I have come across code (https://github.com/Mottl/hurst/blob/master/hurst/__init__.py) that calculates the Hurst exponent from a time series. I have simplified it for my purpose:
def custom_hurst(series):
    series = series.tail(365)
    max_window = len(series)
    min_window = 15
    
    ndarray_likes = [np.ndarray]
    if "pandas.core.series" in sys.modules.keys():
        ndarray_likes.append(pd.core.series.Series)
    
        # convert series to numpy array if series is not numpy array or pandas Series
    if type(series) not in ndarray_likes:
        series = np.array(series)
    
    if "pandas.core.series" in sys.modules.keys() and type(series) == pd.core.series.Series:
            if series.isnull().values.any():
                raise ValueError("Series contains NaNs")
            series = series.values  # convert pandas Series to numpy array
    elif np.isnan(np.min(series)):
            raise ValueError("Series contains NaNs")
    
    def to_inc(x):
        incs = x[1:] - x[:-1]
        return incs
    
    def to_pct(x):
        pcts = x[1:] / x[:-1] - 1.
        return pcts
    
    def RS_func(series):
        incs = to_pct(series)
        mean_inc = np.sum(incs) / len(incs)
        deviations = incs - mean_inc
        Z = np.cumsum(deviations)
        R = max(Z) - min(Z)
        S = np.std(incs, ddof=1)
        return R / S
    
    
    err = np.geterr()
    np.seterr(all='raise')
    
    max_window = max_window or len(series)-1
    window_sizes = [15,30,45,90,182,365]
    
    RS = []
    
    for w in window_sizes:
            rs = []
            for start in range(0, len(series), w):
                if (start+w)>len(series):
                    break
                _ = RS_func(series[start:start+w])
                if _ != 0:
                    rs.append(_)
            RS.append(np.mean(rs))
    
    A = np.vstack([np.log10(window_sizes), np.ones(len(RS))]).T
    H, c = np.linalg.lstsq(A, np.log10(RS), rcond=-1)[0]
    np.seterr(**err)
    
    c = 10**c

    return H
Not being proficient in python, I am struggling to workout a way to have this code applied on a rolling basis to calculate a Hurst value for each previous 365 values in the time series instead of just one Hurst value for the last 365 values.

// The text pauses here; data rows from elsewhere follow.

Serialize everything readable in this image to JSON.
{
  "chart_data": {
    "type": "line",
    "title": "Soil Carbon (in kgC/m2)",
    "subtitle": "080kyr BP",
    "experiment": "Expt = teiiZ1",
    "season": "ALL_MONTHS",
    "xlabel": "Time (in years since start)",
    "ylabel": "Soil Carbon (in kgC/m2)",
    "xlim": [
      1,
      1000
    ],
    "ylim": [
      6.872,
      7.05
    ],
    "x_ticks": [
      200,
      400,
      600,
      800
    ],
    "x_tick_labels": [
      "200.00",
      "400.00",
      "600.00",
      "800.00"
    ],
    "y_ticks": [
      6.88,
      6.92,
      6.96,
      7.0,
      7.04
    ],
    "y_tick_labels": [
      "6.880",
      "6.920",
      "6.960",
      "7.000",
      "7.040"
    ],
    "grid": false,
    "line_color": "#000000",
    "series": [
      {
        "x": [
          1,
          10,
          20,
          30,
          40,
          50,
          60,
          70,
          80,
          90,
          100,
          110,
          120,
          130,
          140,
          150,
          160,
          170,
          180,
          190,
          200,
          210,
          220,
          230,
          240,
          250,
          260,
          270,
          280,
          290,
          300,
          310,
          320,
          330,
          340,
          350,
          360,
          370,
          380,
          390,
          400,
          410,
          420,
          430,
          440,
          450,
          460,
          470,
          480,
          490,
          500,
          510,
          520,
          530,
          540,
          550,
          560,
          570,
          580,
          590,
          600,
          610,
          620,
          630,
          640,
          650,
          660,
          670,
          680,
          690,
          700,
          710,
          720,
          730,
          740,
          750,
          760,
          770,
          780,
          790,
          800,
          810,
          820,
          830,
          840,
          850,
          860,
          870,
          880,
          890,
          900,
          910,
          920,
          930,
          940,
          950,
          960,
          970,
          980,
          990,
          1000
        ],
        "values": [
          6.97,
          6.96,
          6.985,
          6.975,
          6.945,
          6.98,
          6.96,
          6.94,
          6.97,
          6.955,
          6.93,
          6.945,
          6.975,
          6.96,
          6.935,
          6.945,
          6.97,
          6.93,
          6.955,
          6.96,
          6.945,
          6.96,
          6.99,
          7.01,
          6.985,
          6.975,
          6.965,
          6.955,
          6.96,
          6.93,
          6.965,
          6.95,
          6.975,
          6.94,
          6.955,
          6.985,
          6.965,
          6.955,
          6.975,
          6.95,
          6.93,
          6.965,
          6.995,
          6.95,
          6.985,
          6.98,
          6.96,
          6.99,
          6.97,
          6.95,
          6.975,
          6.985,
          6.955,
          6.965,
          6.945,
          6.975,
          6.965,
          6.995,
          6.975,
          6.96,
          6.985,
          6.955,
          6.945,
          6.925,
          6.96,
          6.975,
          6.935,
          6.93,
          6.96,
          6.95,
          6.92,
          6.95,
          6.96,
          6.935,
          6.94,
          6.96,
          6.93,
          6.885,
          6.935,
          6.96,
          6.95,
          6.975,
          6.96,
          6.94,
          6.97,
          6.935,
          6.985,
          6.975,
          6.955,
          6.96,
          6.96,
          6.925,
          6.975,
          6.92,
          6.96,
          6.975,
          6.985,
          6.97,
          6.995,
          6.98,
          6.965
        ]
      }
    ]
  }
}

Any help would be appreciated.
Thanks
Matt


RE: Hurst Exponent in Rolling Basis - illmattic - Jan-06-2021

I've tried using the function like this:

df.apply(lambda row: custom_hurst(df), axis=1)
Output:
1983-03-30 0.682463 1983-03-31 0.682463 1983-04-04 0.682463 1983-04-05 0.682463 1983-04-06 0.682463 2020-12-29 0.682463 2020-12-30 0.682463 2020-12-31 0.682463 2021-01-04 0.682463 2021-01-05 0.682463
but as you see, the function is inputting the same 365 rows of the df. How would I adjust the code so that it rolls with the dates instead of being static?